TBB is often recommended to “rule out” an alternative diagnosis in the clinical setting of FL. We challenge this recommendation. First, the results of our analysis showed that as much as 48.6% of the TBB specimens were read as nonspecific. Second, even when an alternate diagnosis (such as sarcoidosis) was made, FL could not always be excluded (Table 3). Although TBB can identify a high proportion of patients with sarcoidosis, its operating characteristics (both sensitivity and specificity) for the diagnosis of sarcoidosis have not been well characterized. For instance, a number of case series reporting on pathologic abnormalities in sarcoidosis have been published. In all these case series, granulomas were described in a high percentage (approximately 90%) of cases of stage III sarcoidosis, which may be difficult to distinguish from hypersensitivity pneumonitis. Although these results suggest that TBB is highly sensitive for the diagnosis of sarcoidosis, its specificity and, consequently, its likelihood ratio remain uncertain because of the absence of a control group.

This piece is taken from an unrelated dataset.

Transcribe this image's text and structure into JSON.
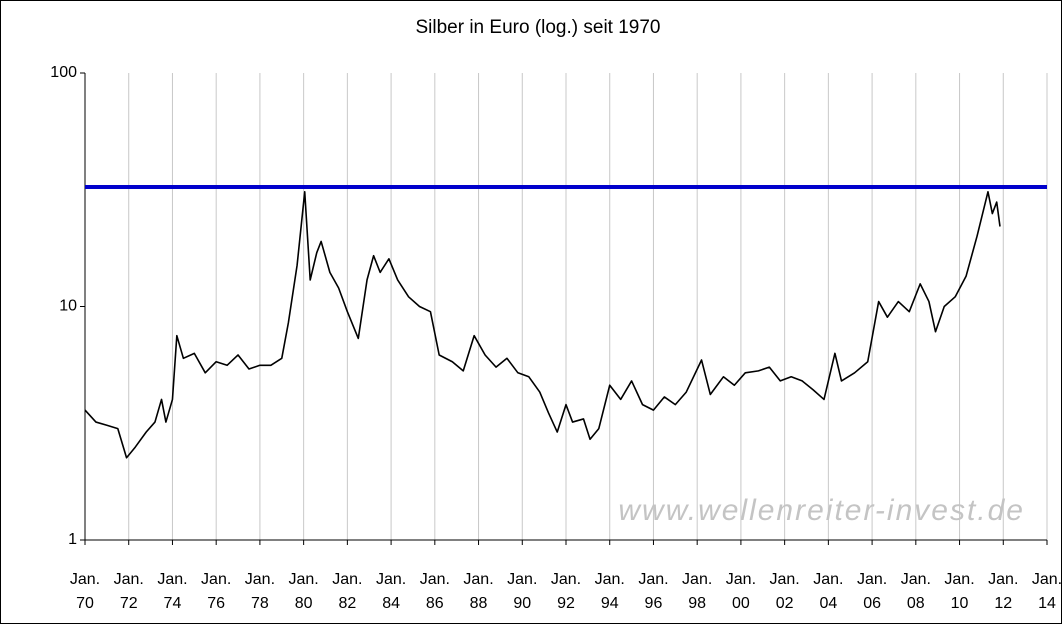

As a matter of fact, the diagnostic accuracy (sensitivity and specificity) of TBB for most interstitial lung diseases remains undetermined, with few exceptions pertaining to specific clinical circumstances including the investigation of pulmonary infections in patients with AIDS and of acute lung rejection in lung transplant recipients. canadian neightbor pharmacy
Like Wall et al, we were also particularly concerned with the high rate of nonspecific test results that we obtained (as much as 48.6%). To this high rate of nonspecific test results, we must add the proportion of patients on whom TBB was attempted without providing the pathologist with adequate material (<10% in our institution; unpublished data; 1994). This figure is, however, not very different from many previous publications reporting on the diagnostic accuracy of TBB and from others articles in which this issue of management of patients after such a result has been addressed.
The results reported in this study question our practice to perform TBB on most of our patients with suspected FL. The likelihood ratios associated with either the overall assessment of the biopsy specimens or the specific pathologic criteria are rather modest, with the exceptions of diffuse lymphocytic infiltration and the combination of diffuse lymphocytic infiltration and granuloma. The low proportion of cases of FL in which diffuse lymphocytic infiltration is found, however, limits the usefulness of this criterion. Nevertheless, we believe that, under certain circumstances, TBB may still be useful in suggesting or supporting a diagnosis of FL: it should be reserved primarily for clinically equivocal cases (ie, for patients with intermediate pretest probability of FL) in order to significantly increase or decrease the likelihood that FL is present depending on the test result. Immunocytochemical analysis of TBB specimens may be useful to assist differentiating FL from sarcoidosis; the adjunction of new immunologic markers to the usual hematoxylin-eosin staining for the analysis of TBB might further increase diagnostic accuracy of the test without additional discomfort or risk to the patients undergoing the biopsies.